When the Crocus Blooms, It's Time to


Start on the endless spring to-do list. Lawn and garden cleanup, shrub pruning, seed-starting, seed planting…

and (among yet other things)

* Consider the freezer

* Start on the bulb maps

* Figure out where the garlic is going to go

* Cut back and repot tired houseplants

* Scout for morel spots

* The Freezer: For those who live in the frost belt and want to be locavorous¹, “fresh” and “local” need to spend some time apart in the winter. It’s possible to live well on nothing but home-canned produce and the denizens of the root cellar, but it isn’t easy. And “well” is a relative term. For more on this, see A Love Letter to The Freezer.

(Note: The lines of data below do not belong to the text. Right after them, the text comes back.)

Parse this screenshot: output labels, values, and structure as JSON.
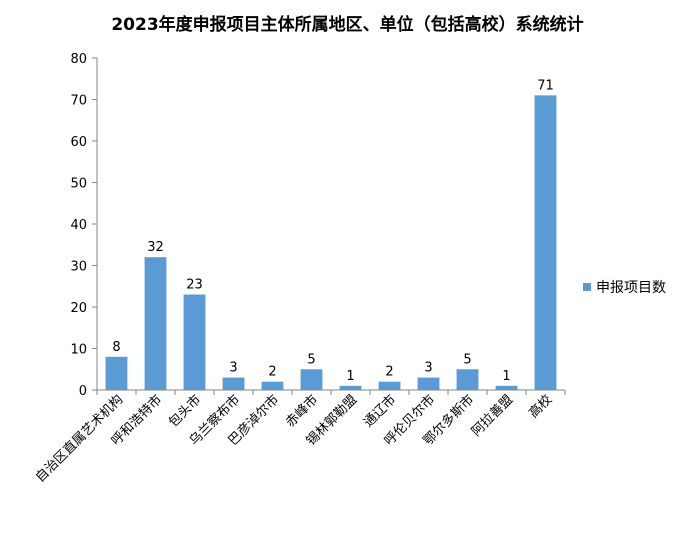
{
  "chart_data": {
    "type": "bar",
    "title": "2023年度申报项目主体所属地区、单位（包括高校）系统统计",
    "categories": [
      "自治区直属艺术机构",
      "呼和浩特市",
      "包头市",
      "乌兰察布市",
      "巴彦淖尔市",
      "赤峰市",
      "锡林郭勒盟",
      "通辽市",
      "呼伦贝尔市",
      "鄂尔多斯市",
      "阿拉善盟",
      "高校"
    ],
    "series": [
      {
        "name": "申报项目数",
        "values": [
          8,
          32,
          23,
          3,
          2,
          5,
          1,
          2,
          3,
          5,
          1,
          71
        ],
        "color": "#5B9BD5"
      }
    ],
    "ylim": [
      0,
      80
    ],
    "yticks": [
      0,
      10,
      20,
      30,
      40,
      50,
      60,
      70,
      80
    ],
    "xlabel": "",
    "ylabel": "",
    "grid": false,
    "legend": "right",
    "data_labels": true
  }
}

If you don’t have a freezer, this is probably a good time to buy one. (Right now is a good time to buy almost anything, actually, except not lamb until Easter’s over.)

If you do have a freezer, you won’t be surprised to learn I found enough rhubarb for pie just yesterday, when I was looking for the last bit of squash tortilla base that I thought I had but evidently don’t.

In other words, time to use up anything left from last spring, including any asparagus soup you may have been hoarding. Wouldn’t hurt to work hard on last summer too – you’re going to need the room almost before you know it. Also the less there is in there, the easier it is to keep all of it frozen in coolers while you defrost the freezer – if this is the year to do that. Once every three does the job for us.

* Bulb maps: None of the ways I’ve drawn these so far have been entirely satisfactory, but all of them have been better than no map at all. At fall planting time there is simply no way to remember where things are needed, or where things already are that you don’t want to stab. Photos coupled with drawings with measurements are the most refined I ever got but I still whapped several crocus and an expensive daffodil so this year I’m going to try a grid.

* Figure out the garlic spot: The bed where the garlic will be planted won’t be needed until October, but knowing which one it will be helps determine succession plantings. If the garlic is going to follow the bush beans, for instance, the late beets will have to go somewhere else so you don’t want to waste the pepper area on late lettuce when that could share the former summer squash bed with the kale and broccoli raab.

* Cut back and repot tired houseplants: This can be done any time before summer, but doing it now has advantages.

a) New growth is just starting, so cutting back now means the plant won’t waste any of that energy.

b) Any trauma connected with root disturbance will be healed by the time it’s time to harden off the plants.

c) Busy as you are, you’re not as busy as you will be in May and June.

* Scout for morel spots: Driving around with Bill is driving around with somebody who’s always saying “ look at all those elms! that should be worth a visit next April.” He’s been collecting for more than 40 years and teaching about mushrooms for about 30 of them. His extensive morel hunting post, with many tips you won’t find elsewhere, is here.

Dying Elms at the edge of a well limed hay field often produce an abundance of Morels

Dying Elms at the edge of a well limed hay field often produce an abundance of Morels

Subtract the green to get the March view.

photographs by Bill Bakaitis

A locavore, word of the year, is a person committed to eating food that has been grown or processed as close as possible to home. Locavorous persons, a category as far as I know just invented by me, are people who support the idea without being so damn self-righteous about it.